Yukiteru était paralysé. Il fixa la blessure béante et senti sa détermination, son équilibre, son organisme tout entier faillir à la vue du premier déchaînement de violence auquel il avait assisté. Third venait vers lui, mais ses jambes refusaient de bouger. Il vît Yuno se relever lentement derrière Third et se diriger vers lui. Il tomba au sol, projeté en arrière. Il comprit bien plus qu'il ne ressentit ou ne vit, que Third venait de le frapper de sa lame. Il eu le temps de voir Yuno crier, avec une expression de panique dans les yeux. Elle sauta sur le meurtrier, et parvint à le faire tomber au sol avec elle.
Yukiteru vit que dans la confusion, le tueur avait fait tomber sa lame et son journal. Il remarqua aussi le déroulement du combat. Yuno était en train de perdre. Elle se faisait rouer de coups, et avait déjà du sang sur le visage. Alors Yukiteru compris qu'il allait mourir. Il était évident qu'il ne pourrait pas survivre dans ces conditions intenables. Un gamin comme lui n'aurait pas la moindre chance dans ce Survival Game. Il regarda la lame du couteau, et le portable.
Il devait grandir.
Il se mit à ramper, traînant sa carcasse se vidant de son sang, frottant sa blessure contre le sol. Il eu envie de hurler, mais cela ne ferait qu'attirer l'attention de Third. Il était en train de tuer Yuno, mais cela ne durerait pas longtemps. Avec de la chance il arriverait avant que... De la chance ? Bien sûr, à quoi pensait-il ? Il fallait qu'il se fasse sa propre chance, qu'il agisse de lui-même et de toute sa détermination pour imposer sa volonté au cours des événements plutôt que de s'attendre à ce que les choses s'arrangent d'elles-même, puisque ça ne marche jamais. Aujourd'hui il avait fini d'observer le monde. Aujourd'hui, il allait y imposer sa volonté.

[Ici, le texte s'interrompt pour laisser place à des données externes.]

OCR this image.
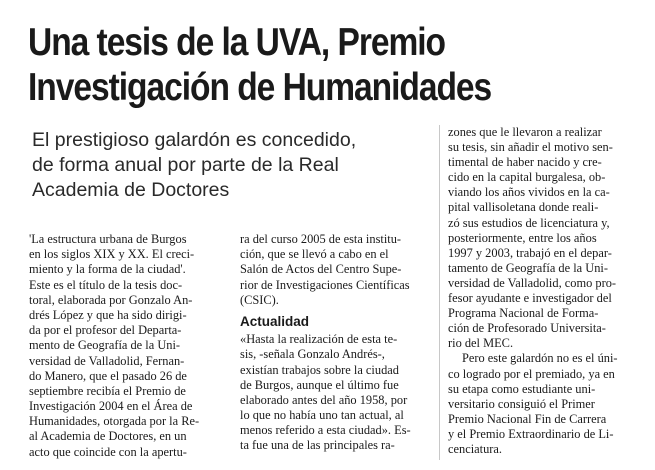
Una tesis de la UVA, Premio
Investigación de Humanidades
El prestigioso galardón es concedido,
de forma anual por parte de la Real
Academia de Doctores
'La estructura urbana de Burgos
en los siglos XIX y XX. El creci-
miento y la forma de la ciudad'.
Este es el título de la tesis doc-
toral, elaborada por Gonzalo An-
drés López y que ha sido dirigi-
da por el profesor del Departa-
mento de Geografía de la Uni-
versidad de Valladolid, Fernan-
do Manero, que el pasado 26 de
septiembre recibía el Premio de
Investigación 2004 en el Área de
Humanidades, otorgada por la Re-
al Academia de Doctores, en un
acto que coincide con la apertu-
ra del curso 2005 de esta institu-
ción, que se llevó a cabo en el
Salón de Actos del Centro Supe-
rior de Investigaciones Científicas
(CSIC).
Actualidad
«Hasta la realización de esta te-
sis, -señala Gonzalo Andrés-,
existían trabajos sobre la ciudad
de Burgos, aunque el último fue
elaborado antes del año 1958, por
lo que no había uno tan actual, al
menos referido a esta ciudad». Es-
ta fue una de las principales ra-
zones que le llevaron a realizar
su tesis, sin añadir el motivo sen-
timental de haber nacido y cre-
cido en la capital burgalesa, ob-
viando los años vividos en la ca-
pital vallisoletana donde reali-
zó sus estudios de licenciatura y,
posteriormente, entre los años
1997 y 2003, trabajó en el depar-
tamento de Geografía de la Uni-
versidad de Valladolid, como pro-
fesor ayudante e investigador del
Programa Nacional de Forma-
ción de Profesorado Universita-
rio del MEC.
Pero este galardón no es el úni-
co logrado por el premiado, ya en
su etapa como estudiante uni-
versitario consiguió el Primer
Premio Nacional Fin de Carrera
y el Premio Extraordinario de Li-
cenciatura.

First saisit la dague et la planta dans le portable. Third s'arrêta de frapper et se rendit compte que quelque chose n'allait pas. Il jeta un regard en direction de son portable et de First. Un regard emplit de panique. Puis il commença à disparaître, s'enroulant sur lui-même dans un bruit de tempête et d'articulations se tordants. À ce moment Yukiteru se dit que cela le dégoûterait, s'il n'était pas déjà en train de s'évanouir.